1 - 3 Saul jagt David aufs Neue
1 Und David zog von dort hinauf und blieb auf den Bergfestungen von En-Gedi. 2 Und es geschah, als Saul von der Verfolgung der Philister zurückgekehrt war, da berichtete man ihm und sprach: Siehe, David ist in der Wüste En-Gedi. 3 Und Saul nahm 3000 auserlesene Männer aus ganz Israel und zog hin, um David und seine Männer auf den Steinbock-Felsen zu suchen.

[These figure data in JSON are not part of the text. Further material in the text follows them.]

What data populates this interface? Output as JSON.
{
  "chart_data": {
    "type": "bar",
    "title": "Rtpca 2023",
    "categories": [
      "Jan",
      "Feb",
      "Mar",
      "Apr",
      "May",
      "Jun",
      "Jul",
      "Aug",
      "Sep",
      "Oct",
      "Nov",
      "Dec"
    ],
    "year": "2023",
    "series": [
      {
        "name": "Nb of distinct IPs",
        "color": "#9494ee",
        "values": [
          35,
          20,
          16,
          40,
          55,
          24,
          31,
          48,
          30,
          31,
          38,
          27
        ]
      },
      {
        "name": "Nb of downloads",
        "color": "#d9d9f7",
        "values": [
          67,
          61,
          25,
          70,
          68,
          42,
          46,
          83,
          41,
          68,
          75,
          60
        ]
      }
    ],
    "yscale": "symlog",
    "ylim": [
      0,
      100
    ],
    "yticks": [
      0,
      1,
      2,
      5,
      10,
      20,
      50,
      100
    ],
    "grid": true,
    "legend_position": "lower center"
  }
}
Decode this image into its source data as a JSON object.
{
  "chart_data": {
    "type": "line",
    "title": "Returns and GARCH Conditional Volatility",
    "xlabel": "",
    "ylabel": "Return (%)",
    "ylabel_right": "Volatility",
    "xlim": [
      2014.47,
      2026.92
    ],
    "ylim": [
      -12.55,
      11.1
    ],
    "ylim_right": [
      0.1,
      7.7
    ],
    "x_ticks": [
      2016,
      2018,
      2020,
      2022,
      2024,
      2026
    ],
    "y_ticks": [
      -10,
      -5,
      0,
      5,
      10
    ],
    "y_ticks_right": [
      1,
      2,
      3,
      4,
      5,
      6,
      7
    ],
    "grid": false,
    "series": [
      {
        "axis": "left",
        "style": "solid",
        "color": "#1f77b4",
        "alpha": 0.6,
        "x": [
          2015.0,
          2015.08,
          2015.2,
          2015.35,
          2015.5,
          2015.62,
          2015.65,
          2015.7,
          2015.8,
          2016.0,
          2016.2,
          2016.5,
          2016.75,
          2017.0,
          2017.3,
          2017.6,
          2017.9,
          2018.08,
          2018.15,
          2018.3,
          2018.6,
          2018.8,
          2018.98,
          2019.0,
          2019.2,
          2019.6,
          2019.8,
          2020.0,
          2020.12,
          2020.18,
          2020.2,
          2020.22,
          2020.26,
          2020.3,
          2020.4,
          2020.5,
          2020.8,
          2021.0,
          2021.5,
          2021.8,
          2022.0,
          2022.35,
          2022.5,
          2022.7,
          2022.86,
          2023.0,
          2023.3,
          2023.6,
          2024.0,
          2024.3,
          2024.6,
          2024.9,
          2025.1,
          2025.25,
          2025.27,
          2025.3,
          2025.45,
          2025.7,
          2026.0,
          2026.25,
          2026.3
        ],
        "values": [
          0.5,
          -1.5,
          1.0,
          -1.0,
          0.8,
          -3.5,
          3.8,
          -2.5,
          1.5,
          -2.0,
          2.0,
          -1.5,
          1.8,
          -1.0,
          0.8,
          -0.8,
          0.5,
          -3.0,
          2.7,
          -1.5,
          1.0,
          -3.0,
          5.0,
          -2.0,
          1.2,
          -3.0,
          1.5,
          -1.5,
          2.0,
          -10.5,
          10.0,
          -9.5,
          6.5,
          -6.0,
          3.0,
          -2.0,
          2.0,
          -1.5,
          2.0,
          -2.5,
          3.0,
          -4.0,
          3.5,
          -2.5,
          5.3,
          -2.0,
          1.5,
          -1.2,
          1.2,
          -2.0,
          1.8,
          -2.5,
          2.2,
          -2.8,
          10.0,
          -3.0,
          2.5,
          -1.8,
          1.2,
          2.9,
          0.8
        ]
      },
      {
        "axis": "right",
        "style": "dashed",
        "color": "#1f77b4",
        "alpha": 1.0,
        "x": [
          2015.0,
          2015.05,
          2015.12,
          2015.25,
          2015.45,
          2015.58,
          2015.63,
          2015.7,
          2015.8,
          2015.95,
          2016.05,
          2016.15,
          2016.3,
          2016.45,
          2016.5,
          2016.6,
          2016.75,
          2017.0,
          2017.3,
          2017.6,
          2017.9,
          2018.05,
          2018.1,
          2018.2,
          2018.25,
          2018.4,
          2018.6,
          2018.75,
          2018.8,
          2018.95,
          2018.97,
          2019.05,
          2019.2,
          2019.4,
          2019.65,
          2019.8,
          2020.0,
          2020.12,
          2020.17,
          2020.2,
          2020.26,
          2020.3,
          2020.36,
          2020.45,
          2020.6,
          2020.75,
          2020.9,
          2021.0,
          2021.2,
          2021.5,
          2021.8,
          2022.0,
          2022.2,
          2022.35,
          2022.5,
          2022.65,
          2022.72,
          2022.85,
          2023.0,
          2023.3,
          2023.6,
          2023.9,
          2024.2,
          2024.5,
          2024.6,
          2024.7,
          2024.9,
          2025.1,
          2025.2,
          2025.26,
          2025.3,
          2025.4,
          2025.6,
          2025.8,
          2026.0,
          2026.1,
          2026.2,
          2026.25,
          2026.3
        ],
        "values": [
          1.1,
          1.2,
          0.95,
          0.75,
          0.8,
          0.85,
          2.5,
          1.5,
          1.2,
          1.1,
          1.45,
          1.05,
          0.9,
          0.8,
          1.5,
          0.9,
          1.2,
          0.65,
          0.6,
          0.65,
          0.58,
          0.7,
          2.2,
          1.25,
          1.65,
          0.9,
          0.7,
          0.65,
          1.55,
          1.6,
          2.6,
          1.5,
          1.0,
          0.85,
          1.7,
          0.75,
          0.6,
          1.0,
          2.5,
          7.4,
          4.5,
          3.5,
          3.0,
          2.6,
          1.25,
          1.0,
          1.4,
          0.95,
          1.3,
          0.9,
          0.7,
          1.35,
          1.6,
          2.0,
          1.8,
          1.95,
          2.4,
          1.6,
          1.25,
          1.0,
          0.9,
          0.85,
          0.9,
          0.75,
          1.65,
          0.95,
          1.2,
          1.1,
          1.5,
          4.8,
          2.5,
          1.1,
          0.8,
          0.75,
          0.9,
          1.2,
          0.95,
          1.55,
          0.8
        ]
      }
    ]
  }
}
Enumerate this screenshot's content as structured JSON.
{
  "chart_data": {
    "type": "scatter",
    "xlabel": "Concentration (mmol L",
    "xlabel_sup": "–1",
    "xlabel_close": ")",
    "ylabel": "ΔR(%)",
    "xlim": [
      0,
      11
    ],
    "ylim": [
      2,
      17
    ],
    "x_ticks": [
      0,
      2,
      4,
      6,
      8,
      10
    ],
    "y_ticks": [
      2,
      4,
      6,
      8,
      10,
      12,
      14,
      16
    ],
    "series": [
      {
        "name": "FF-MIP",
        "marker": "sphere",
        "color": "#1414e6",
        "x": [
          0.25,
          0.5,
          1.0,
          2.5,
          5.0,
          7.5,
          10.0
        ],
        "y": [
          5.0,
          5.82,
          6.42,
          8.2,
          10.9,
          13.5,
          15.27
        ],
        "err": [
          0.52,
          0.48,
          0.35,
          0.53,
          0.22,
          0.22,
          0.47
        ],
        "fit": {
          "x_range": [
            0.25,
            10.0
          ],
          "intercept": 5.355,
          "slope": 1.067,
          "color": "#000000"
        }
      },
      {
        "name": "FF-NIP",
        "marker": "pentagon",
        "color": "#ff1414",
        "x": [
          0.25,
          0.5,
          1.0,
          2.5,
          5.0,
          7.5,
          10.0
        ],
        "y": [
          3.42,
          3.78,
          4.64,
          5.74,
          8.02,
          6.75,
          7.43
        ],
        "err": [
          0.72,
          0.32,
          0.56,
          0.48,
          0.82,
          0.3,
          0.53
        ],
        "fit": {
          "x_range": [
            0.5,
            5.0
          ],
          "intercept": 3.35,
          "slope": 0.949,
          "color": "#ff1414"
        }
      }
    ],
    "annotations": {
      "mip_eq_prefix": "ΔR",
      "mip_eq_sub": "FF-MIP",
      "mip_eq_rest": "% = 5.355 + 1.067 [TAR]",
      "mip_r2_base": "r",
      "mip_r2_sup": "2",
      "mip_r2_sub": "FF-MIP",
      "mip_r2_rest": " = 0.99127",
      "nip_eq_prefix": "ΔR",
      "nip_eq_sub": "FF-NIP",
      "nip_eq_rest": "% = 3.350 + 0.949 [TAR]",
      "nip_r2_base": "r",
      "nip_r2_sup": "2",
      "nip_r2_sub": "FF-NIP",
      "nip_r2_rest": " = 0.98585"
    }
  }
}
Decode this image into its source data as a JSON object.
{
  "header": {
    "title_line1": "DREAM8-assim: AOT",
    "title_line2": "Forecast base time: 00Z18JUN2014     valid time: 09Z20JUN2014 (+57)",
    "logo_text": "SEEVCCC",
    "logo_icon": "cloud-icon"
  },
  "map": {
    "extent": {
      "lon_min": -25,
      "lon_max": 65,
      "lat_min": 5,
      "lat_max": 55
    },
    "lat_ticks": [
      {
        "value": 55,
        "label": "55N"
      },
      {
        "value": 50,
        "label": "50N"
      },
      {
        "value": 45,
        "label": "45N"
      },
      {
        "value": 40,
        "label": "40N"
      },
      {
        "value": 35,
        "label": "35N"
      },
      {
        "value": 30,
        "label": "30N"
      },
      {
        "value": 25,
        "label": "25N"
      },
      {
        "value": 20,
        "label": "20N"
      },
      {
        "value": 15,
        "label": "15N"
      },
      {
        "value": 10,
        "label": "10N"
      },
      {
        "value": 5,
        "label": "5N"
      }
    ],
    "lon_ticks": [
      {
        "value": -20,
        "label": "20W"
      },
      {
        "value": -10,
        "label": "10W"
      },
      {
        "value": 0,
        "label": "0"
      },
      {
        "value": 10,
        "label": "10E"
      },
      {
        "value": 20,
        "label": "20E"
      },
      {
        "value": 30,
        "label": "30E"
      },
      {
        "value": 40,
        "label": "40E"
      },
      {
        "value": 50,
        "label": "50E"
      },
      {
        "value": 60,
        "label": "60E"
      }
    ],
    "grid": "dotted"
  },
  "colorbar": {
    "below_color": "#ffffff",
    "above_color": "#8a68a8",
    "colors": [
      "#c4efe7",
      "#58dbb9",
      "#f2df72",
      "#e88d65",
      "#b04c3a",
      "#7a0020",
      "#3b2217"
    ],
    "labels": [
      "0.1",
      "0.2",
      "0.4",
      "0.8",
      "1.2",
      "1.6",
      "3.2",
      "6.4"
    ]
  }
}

Als David durch Gottes Vorsehung nicht in die Hände Sauls gefallen ist, nimmt er Zuflucht zu den Bergfestungen von En-Gedi. Saul lässt ihn jedoch nicht in Ruhe. Als er den Bericht bekommt, wo sich David aufhält, stellt er ein Heer von 3000 der besten Soldaten zusammen, um mit ihnen auszuziehen, um David zu suchen. Saul setzt seine Versuche, David auszuschalten, unermüdlich fort.
4 - 8 David kann Saul töten
4 Und er kam zu den Kleinviehhürden am Weg, wo eine Höhle war, und Saul ging hinein, um seine Füße zu bedecken; David aber und seine Männer saßen am hinteren Ende der Höhle. 5 Da sprachen die Männer Davids zu ihm: Siehe, das ist der Tag, von dem der HERR zu dir gesagt hat: Siehe, ich werde deinen Feind in deine Hand geben, und tu ihm, wie es gut ist in deinen Augen. Und David stand auf und schnitt heimlich einen Zipfel vom Oberkleid Sauls ab. 6 Aber es geschah danach, da schlug David das Herz, weil er den Zipfel [vom Oberkleid] Sauls abgeschnitten hatte; 7 und er sprach zu seinen Männern: Der HERR lasse es fern von mir sein, dass ich so etwas an meinem Herrn, dem Gesalbten des HERRN, tun sollte, meine Hand gegen ihn auszustrecken; denn er ist der Gesalbte des HERRN. 8 Und David wehrte seinen Männern mit diesen Worten und ließ ihnen nicht zu, sich gegen Saul zu erheben. Und Saul stand auf aus der Höhle und zog seines Weges.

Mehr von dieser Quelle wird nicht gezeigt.